Butler’ın mektubu, makinelerin hızla gelişimini doğal seçilim ve evrim teorisi ile birleştirerek, bu makinelerin karmaşıklık ve yeteneklerinin, insanları aşma noktasına kadar ilerleyebileceğini savunuyor. Butler’a göre bu süreç, en sonunda makinelerin üstünlükleri ele geçirip, insanlığın yerini almasına ve yok edilemeyecek kadar güçlü hale gelmesine yol açacaktır. Butler şunları ifade ediyor:
“Gün geçtikçe makineler bize karşı daha fazla mesafe kat ediyor; onlara daha fazla boyun eğiyoruz. Daha fazla insan her gün onlara bakmak için köle olarak bağlanıyor ve yaşamlarının enerjisini mekanik yaşamın geliştirilmesine adıyor. Kendi haleflerimizi kendimiz yaratıyoruz; onların fiziksel örgütlenmelerinin güzelliğine ve zarafetine güzellik ve zarafet katıyoruz; onlara daha fazla güç veriyoruz ve insan ırkı için zekanın olduğu gibi, kendi kendini düzenleyen, kendi kendine hareket eden bir güç sağlıyoruz. Çağlar geçtikçe kendimizi aşağı bir ırk olarak bulacağız.”

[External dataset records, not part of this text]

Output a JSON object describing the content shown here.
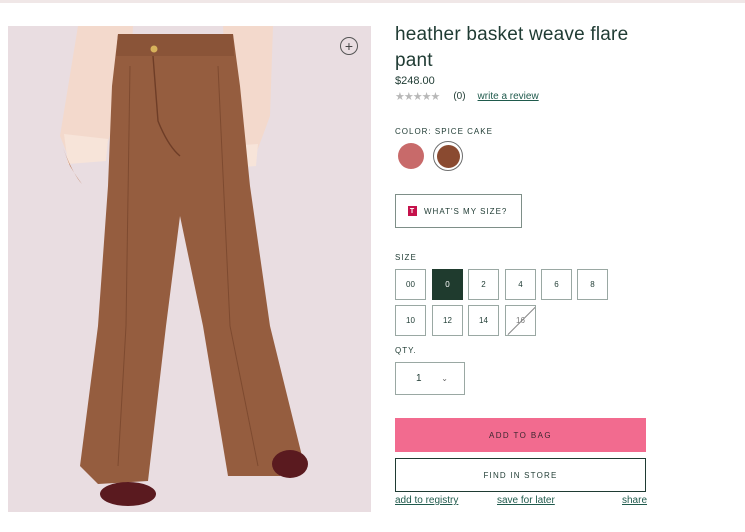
{
  "product": {
    "title": "heather basket weave flare pant",
    "price": "$248.00",
    "rating_stars": "★★★★★",
    "review_count": "(0)",
    "write_review": "write a review",
    "zoom_icon": "plus-circle-icon"
  },
  "color": {
    "label": "COLOR: SPICE CAKE",
    "swatches": [
      {
        "name": "pink",
        "hex": "#c86a6a"
      },
      {
        "name": "spice cake",
        "hex": "#8a4a30",
        "selected": true
      }
    ]
  },
  "size_help": {
    "icon_text": "T",
    "label": "WHAT'S MY SIZE?"
  },
  "size": {
    "label": "SIZE",
    "options": [
      "00",
      "0",
      "2",
      "4",
      "6",
      "8",
      "10",
      "12",
      "14",
      "16"
    ],
    "selected": "0",
    "unavailable": [
      "16"
    ]
  },
  "qty": {
    "label": "QTY.",
    "value": "1",
    "chevron": "⌄"
  },
  "actions": {
    "add_to_bag": "ADD TO BAG",
    "find_in_store": "FIND IN STORE",
    "add_to_registry": "add to registry",
    "save_for_later": "save for later",
    "share": "share"
  },
  "colors": {
    "brand_green": "#1f3b33",
    "add_to_bag_bg": "#f26b8f",
    "image_bg": "#e9dde1"
  }
}
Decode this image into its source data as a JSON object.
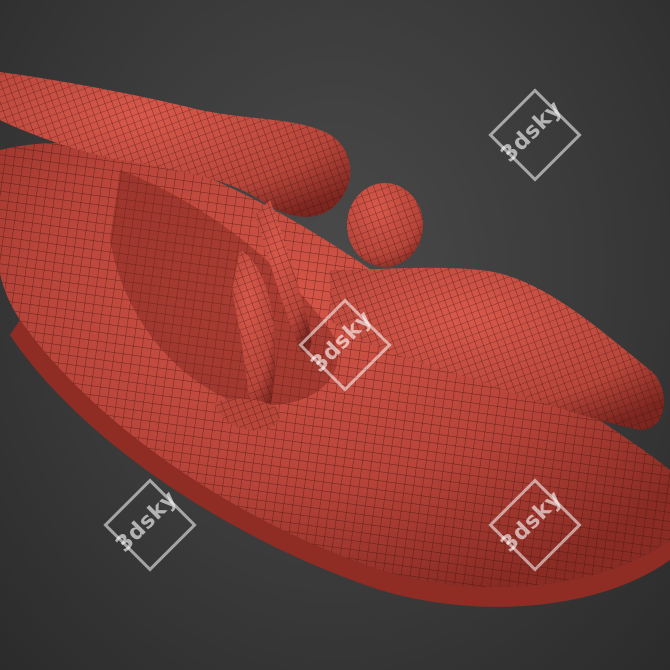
{
  "image": {
    "subject": "",
    "watermark_text": "3dsky",
    "watermark_count": 4,
    "colors": {
      "background": "#3a3a3a",
      "mesh_fill": "#c84a3e",
      "mesh_dark": "#7a231c",
      "wireframe": "#2a0e0b"
    }
  }
}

Ancak Butler, insanlığın yok olacağı bir geleceği öngörmüyordu. Tıpkı insanların dünyadaki köpekleri, kedileri ve fareleri yok etme çabası içinde olmadığı gibi, o da makinelerin insanları kötü niyetle bastırma veya yok etme ihtiyacı duymayacağını savunuyordu. Hatta, evcilleştirme yoluyla bu “daha aşağı hayvanların” yaşamlarını iyileştirdiğimizi savunabiliriz. Bu noktada, belki de insanlar yapay zekanın evcil hayvanları haline gelecek ve mutlu, tatmin edici bir yaşam süreceklerdir.
Butler, insanların evcilleştirdiği hayvanlara genelde iyi ve nazik davrandığını belirtmekte ve “Et tüketimimizin alt hayvanların mutluluğuna katkıda bulunduğunu da göz ardı edemeyiz.” diyerek şunu ekliyor: “Aynı şekilde, makinelerin de bize nazik davranacağını varsaymak makuldür; çünkü onların varlığı bizim varlığımıza, bizim varlığımız ise alt hayvanlara bağlıdır.”
1863 yılının, telefon, otomobil, uçak, radyo ve daha fazlası gibi modern çağın icatlarının çoğundan önce gerçekleştiğini unutmamak önemlidir. Ayrıca, doğal seçilim ve evrim üzerine çığır açan eser olan Charles Darwin’in Türlerin Kökeni Üzerine adlı kitabının yalnızca dört yıl önce yayımlandığını hatırlamak gerekir.